WesternGeco LLC, v. ION Geophysical Corp.

Summarized by:

  • Court: U.S. Supreme Court Certiorari Granted
  • Area(s) of Law: Patents
  • Date Filed: January 12, 2018
  • Case #: 16-1011
  • Judge(s)/Court Below: 837 F.3d 1358 (Fed. Cir. 2016)
  • Full Text Opinion

Whether the U.S. Court of Appeals for the Federal Circuit erred in holding that lost profits arising from prohibited combinations occurring outside of the United States are categorically unavailable in cases in which patent infringement is proven under 35 U.S.C. § 271(f).

Petitioner sought enhanced damages for willful patent infringement under 35 U.S.C. § 284. The district court denied enhanced damages because Respondent’s infringement was reasonable and not objectively baseless per In re Seagate, LLC, 497 F.3d 1360 (Fed.

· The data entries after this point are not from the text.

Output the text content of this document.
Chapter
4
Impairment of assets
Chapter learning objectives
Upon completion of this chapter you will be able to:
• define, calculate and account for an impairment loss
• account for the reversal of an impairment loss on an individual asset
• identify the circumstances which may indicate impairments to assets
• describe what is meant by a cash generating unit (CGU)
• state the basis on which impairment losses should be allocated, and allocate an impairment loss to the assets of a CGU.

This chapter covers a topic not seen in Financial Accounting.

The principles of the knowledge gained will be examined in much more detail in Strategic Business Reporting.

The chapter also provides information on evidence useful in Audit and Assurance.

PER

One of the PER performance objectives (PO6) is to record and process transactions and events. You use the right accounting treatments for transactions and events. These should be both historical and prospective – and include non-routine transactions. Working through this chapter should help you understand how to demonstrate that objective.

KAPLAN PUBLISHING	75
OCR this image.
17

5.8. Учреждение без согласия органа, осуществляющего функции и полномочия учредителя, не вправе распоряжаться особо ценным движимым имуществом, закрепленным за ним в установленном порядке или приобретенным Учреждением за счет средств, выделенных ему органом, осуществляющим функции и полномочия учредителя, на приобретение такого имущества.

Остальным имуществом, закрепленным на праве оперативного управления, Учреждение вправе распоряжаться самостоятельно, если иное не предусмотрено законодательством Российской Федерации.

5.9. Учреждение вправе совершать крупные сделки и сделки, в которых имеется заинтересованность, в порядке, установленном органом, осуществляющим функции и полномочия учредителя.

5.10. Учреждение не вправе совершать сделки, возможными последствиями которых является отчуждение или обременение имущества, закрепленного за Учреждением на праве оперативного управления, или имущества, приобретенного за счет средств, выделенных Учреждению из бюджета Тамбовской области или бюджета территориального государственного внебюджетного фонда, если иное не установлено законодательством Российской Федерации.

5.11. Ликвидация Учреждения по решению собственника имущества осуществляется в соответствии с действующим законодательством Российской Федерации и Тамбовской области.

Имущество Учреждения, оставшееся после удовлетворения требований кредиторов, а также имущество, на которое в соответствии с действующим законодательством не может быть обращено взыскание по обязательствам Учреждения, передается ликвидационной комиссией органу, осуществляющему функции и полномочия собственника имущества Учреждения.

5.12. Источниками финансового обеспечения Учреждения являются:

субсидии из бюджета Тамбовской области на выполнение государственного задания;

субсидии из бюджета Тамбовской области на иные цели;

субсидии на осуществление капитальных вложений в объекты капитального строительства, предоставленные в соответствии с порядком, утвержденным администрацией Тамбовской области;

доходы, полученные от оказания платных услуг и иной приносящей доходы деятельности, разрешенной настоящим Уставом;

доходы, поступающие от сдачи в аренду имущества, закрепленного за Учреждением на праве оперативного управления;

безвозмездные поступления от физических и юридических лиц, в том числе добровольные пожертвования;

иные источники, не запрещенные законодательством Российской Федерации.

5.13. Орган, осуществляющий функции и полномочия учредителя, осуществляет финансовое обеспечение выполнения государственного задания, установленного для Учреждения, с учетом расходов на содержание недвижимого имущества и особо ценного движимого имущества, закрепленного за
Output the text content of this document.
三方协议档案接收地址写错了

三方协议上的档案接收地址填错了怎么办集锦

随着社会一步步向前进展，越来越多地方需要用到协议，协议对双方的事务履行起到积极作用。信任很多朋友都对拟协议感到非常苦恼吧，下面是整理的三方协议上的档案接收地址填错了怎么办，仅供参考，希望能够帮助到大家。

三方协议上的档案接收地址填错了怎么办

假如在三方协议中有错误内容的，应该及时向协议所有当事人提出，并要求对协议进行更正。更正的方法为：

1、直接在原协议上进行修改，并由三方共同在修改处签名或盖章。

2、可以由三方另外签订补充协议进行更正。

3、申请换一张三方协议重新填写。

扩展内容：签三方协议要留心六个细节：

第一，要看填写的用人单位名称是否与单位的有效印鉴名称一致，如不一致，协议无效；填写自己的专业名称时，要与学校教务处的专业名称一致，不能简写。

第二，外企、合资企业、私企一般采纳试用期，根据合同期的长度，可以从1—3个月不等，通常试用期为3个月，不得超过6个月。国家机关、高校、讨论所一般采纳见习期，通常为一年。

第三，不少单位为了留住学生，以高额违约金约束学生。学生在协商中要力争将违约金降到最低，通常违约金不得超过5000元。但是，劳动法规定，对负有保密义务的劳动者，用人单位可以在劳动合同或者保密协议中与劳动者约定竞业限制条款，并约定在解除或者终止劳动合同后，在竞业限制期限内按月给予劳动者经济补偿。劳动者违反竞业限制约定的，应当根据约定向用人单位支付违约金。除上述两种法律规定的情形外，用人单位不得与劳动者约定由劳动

Cir. 2007) (en banc). The Federal Circuit Court reversed Petitioner’s lost profits award based on the Seagate test. WesternGeco L.L.C. v. ION Geophysical Corp. (“WesternGeco II”), 791 F.3d 1340 (Fed. Cir. 2015). The Supreme Court granted certiorari to Petitioner and issued a GVR order in light of the Court’s decision in Halo Electronics, Inc. v. Pulse Electronics, Inc., 136 S. Ct. 1923 (2016). Pursuant to Halo Electronics, “The subjective willfulness of a patent infringer, intentional or knowing, may warrant enhanced damages, without regard to whether his infringement was objectively reckless.” Awards of enhanced damages are within the discretion of the district court. 136 S. Ct. at 1933.  The Federal Circuit ruled that Halo was concerned only with 35 U.S.C. § 284 and therefore inapplicable to the present case. On appeal, Petitioner argues that infringers under § 271(f) should be liable for the same damages available under § 284 based on a “clear indication” from Congress that § 271(f) was intended to extend extraterritorially.